Ma un altro tipo di uomo sbagliato è quello che a quattordici anni invece di pensare al calcio e alle ragazze legge Dostoevskij e pensa ai problemi del Medio Oriente. Non è un ragazzo che brucia le tappe, è solo uno che non vive la sua età, che una volta trascorsa non gli verrà più restituita. Orbene, noi non crediamo che questo giovane teenager torinese solo perché ha compreso presto la vuotezza dei discorsi di Chiara Ferragni e ritiene un’inutile perdita di tempo di fronte alla vastità dello scibile una partita di calcio mentre, per converso, s’è avviato a penetrare gli scritti di Federico Caffè e di Franco Modigliani (ma ci piacerebbe sapere quanto ha compreso degli illustri economisti) sia per questo avviato a una rosea carriera nel percorso della vita. In quel cammino, infatti, non vince chi parte a razzo lasciando tutti dietro dopo i primi metri ma chi, dosando bene le forze, si trova davanti agli altri quando il percorso sta per terminare.

Come ci stupiremo che quelli che erano i più alti di tutti alle medie poi, rivisti a vent’anni, s’erano ritrovati poi ad essere i più bassi: erano solo esplosi prima e lì s’erano fermati. E ci intimorisce anche questo suo modo intellettualistico di ragionare, di chi parla di volere aiutare gli altri, ad un’età in cui avrebbe lui stesso bisogno d’essere aiutato.

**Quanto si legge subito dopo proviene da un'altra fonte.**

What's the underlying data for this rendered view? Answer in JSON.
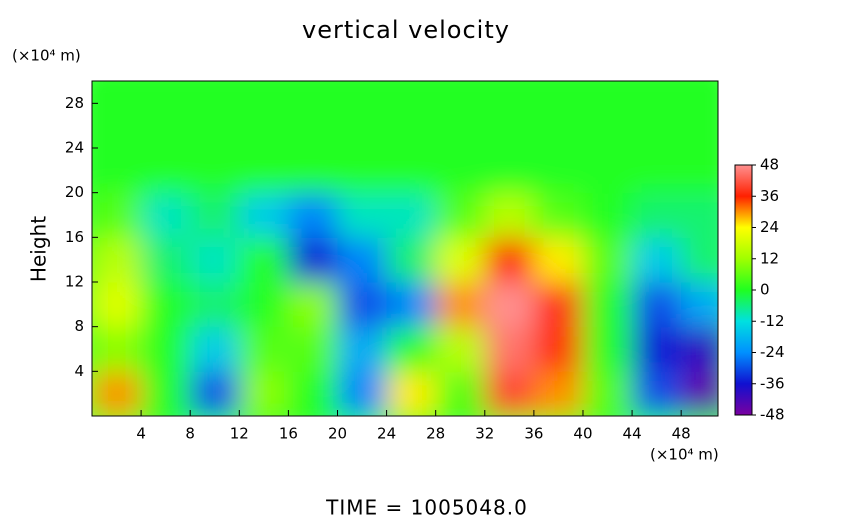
{
  "chart_data": {
    "type": "heatmap",
    "title": "vertical velocity",
    "ylabel": "Height",
    "y_unit_label": "(×10⁴ m)",
    "x_unit_label": "(×10⁴ m)",
    "footer": "TIME = 1005048.0",
    "x": [
      2,
      6,
      10,
      14,
      18,
      22,
      26,
      30,
      34,
      38,
      42,
      46,
      50
    ],
    "y": [
      2,
      6,
      10,
      14,
      18,
      22,
      26,
      30
    ],
    "z": [
      [
        30,
        0,
        -30,
        10,
        0,
        -25,
        25,
        5,
        40,
        30,
        5,
        -30,
        -45
      ],
      [
        10,
        0,
        -15,
        5,
        5,
        -20,
        0,
        15,
        45,
        35,
        0,
        -35,
        -40
      ],
      [
        20,
        0,
        -5,
        0,
        10,
        -30,
        -25,
        30,
        48,
        38,
        0,
        -30,
        -20
      ],
      [
        15,
        -5,
        -10,
        0,
        -35,
        -25,
        -5,
        20,
        36,
        25,
        5,
        -15,
        -5
      ],
      [
        5,
        -10,
        -5,
        -15,
        -25,
        -10,
        -10,
        5,
        15,
        5,
        0,
        -5,
        -5
      ],
      [
        0,
        0,
        0,
        0,
        0,
        0,
        0,
        0,
        0,
        0,
        0,
        0,
        0
      ],
      [
        0,
        0,
        0,
        0,
        0,
        0,
        0,
        0,
        0,
        0,
        0,
        0,
        0
      ],
      [
        0,
        0,
        0,
        0,
        0,
        0,
        0,
        0,
        0,
        0,
        0,
        0,
        0
      ]
    ],
    "xlim": [
      0,
      51
    ],
    "ylim": [
      0,
      30
    ],
    "xticks": [
      4,
      8,
      12,
      16,
      20,
      24,
      28,
      32,
      36,
      40,
      44,
      48
    ],
    "yticks": [
      4,
      8,
      12,
      16,
      20,
      24,
      28
    ],
    "zlim": [
      -48,
      48
    ],
    "zticks": [
      -48,
      -36,
      -24,
      -12,
      0,
      12,
      24,
      36,
      48
    ],
    "colormap": [
      "#7a00a0",
      "#1010d0",
      "#0090ff",
      "#00e0e0",
      "#20ff20",
      "#a0ff00",
      "#ffff00",
      "#ff2000",
      "#ff9090"
    ]
  }
}
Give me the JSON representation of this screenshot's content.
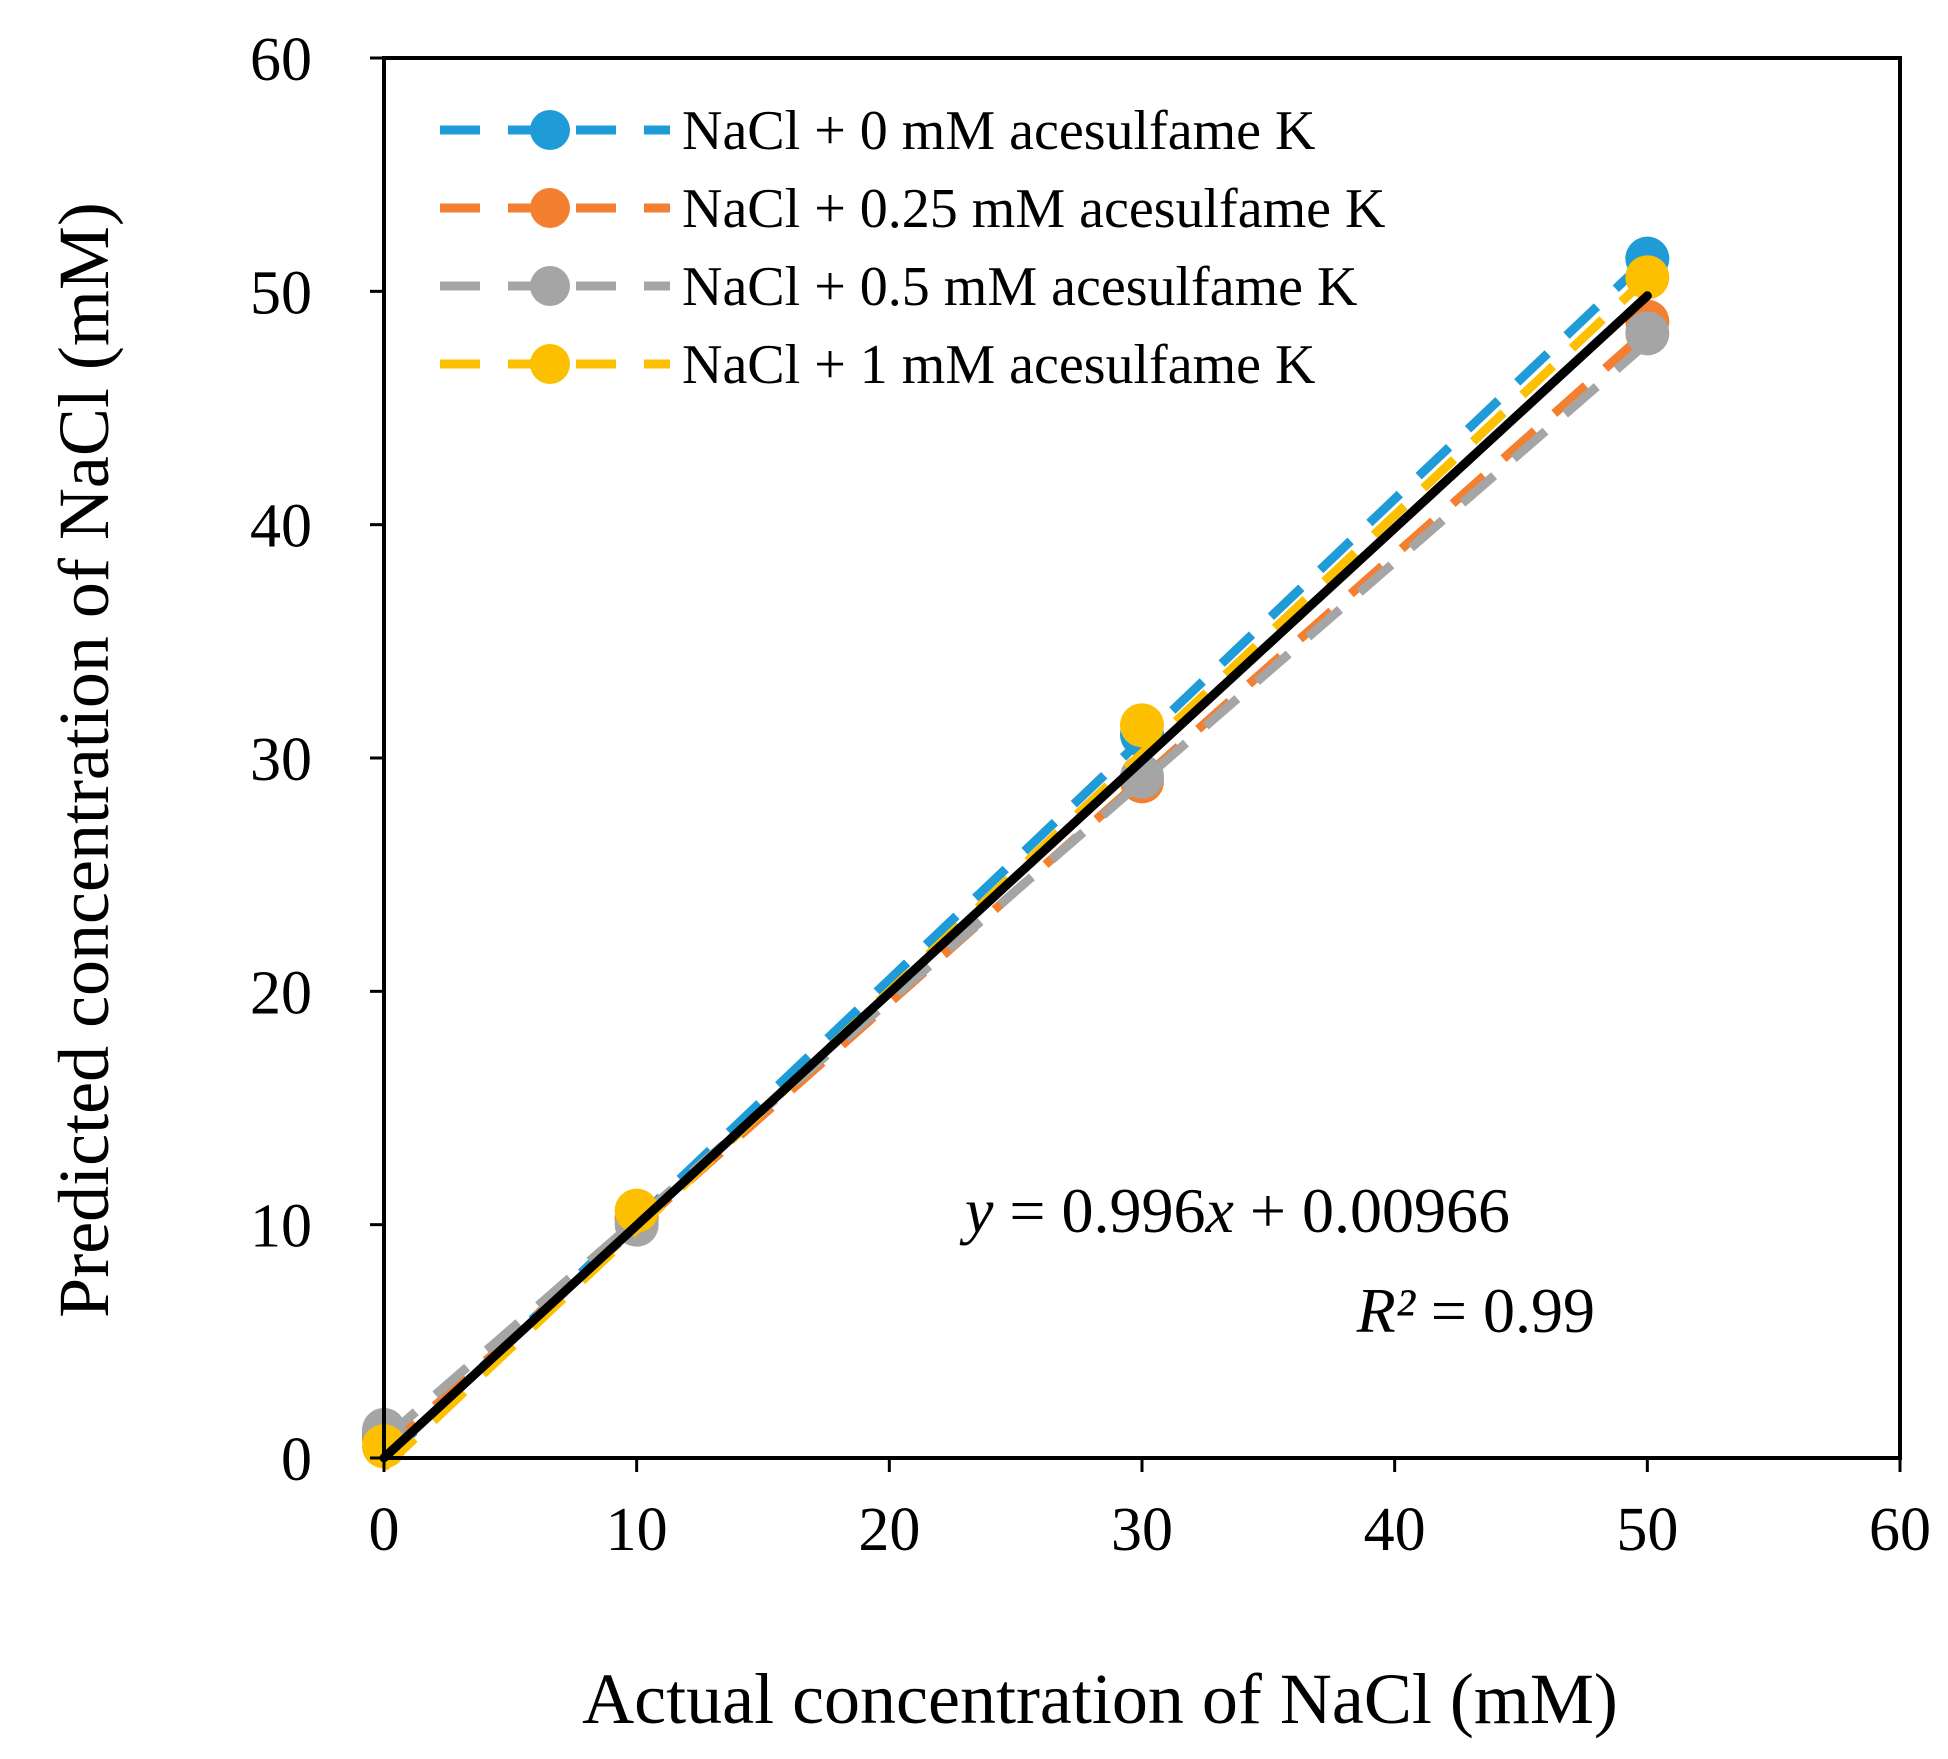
{
  "chart_data": {
    "type": "scatter",
    "xlabel": "Actual concentration of NaCl (mM)",
    "ylabel": "Predicted concentration of NaCl (mM)",
    "xlim": [
      0,
      60
    ],
    "ylim": [
      0,
      60
    ],
    "xticks": [
      "0",
      "10",
      "20",
      "30",
      "40",
      "50",
      "60"
    ],
    "yticks": [
      "0",
      "10",
      "20",
      "30",
      "40",
      "50",
      "60"
    ],
    "grid": false,
    "legend_position": "top-left",
    "x": [
      0,
      10,
      30,
      50
    ],
    "series": [
      {
        "name": "NaCl + 0 mM acesulfame K",
        "color": "#1F9BD7",
        "values": [
          1.0,
          10.3,
          31.0,
          51.4
        ],
        "trendline": {
          "slope": 1.03,
          "intercept": -0.1
        }
      },
      {
        "name": "NaCl + 0.25 mM acesulfame K",
        "color": "#F47F30",
        "values": [
          0.8,
          10.2,
          29.0,
          48.7
        ],
        "trendline": {
          "slope": 0.96,
          "intercept": 0.3
        }
      },
      {
        "name": "NaCl + 0.5 mM acesulfame K",
        "color": "#A5A5A5",
        "values": [
          1.2,
          10.0,
          29.2,
          48.2
        ],
        "trendline": {
          "slope": 0.94,
          "intercept": 0.8
        }
      },
      {
        "name": "NaCl + 1 mM acesulfame K",
        "color": "#FDC000",
        "values": [
          0.5,
          10.6,
          31.4,
          50.6
        ],
        "trendline": {
          "slope": 1.02,
          "intercept": -0.4
        }
      }
    ],
    "fit_line": {
      "slope": 0.996,
      "intercept": 0.00966,
      "x_range": [
        0,
        50
      ],
      "color": "#000000"
    },
    "annotations": {
      "equation_var_y": "y",
      "equation_middle": " = 0.996",
      "equation_var_x": "x",
      "equation_tail": " + 0.00966",
      "r2_var": "R²",
      "r2_tail": " = 0.99"
    }
  }
}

Preferiamo un’età in cui i ragazzi facciano i ragazzi e gli adulti gli adulti. Se poi, purtroppo, in questo sventurato paese, talvolta, gli ottantenni giocano a fare i ragazzini, pazienza. Ma incoraggiare i ragazzini a fare i vecchi ci sembra malinconico: che i nonni facciano i nonni, e si godano la pensione, loro che ancora riescono a prendersela.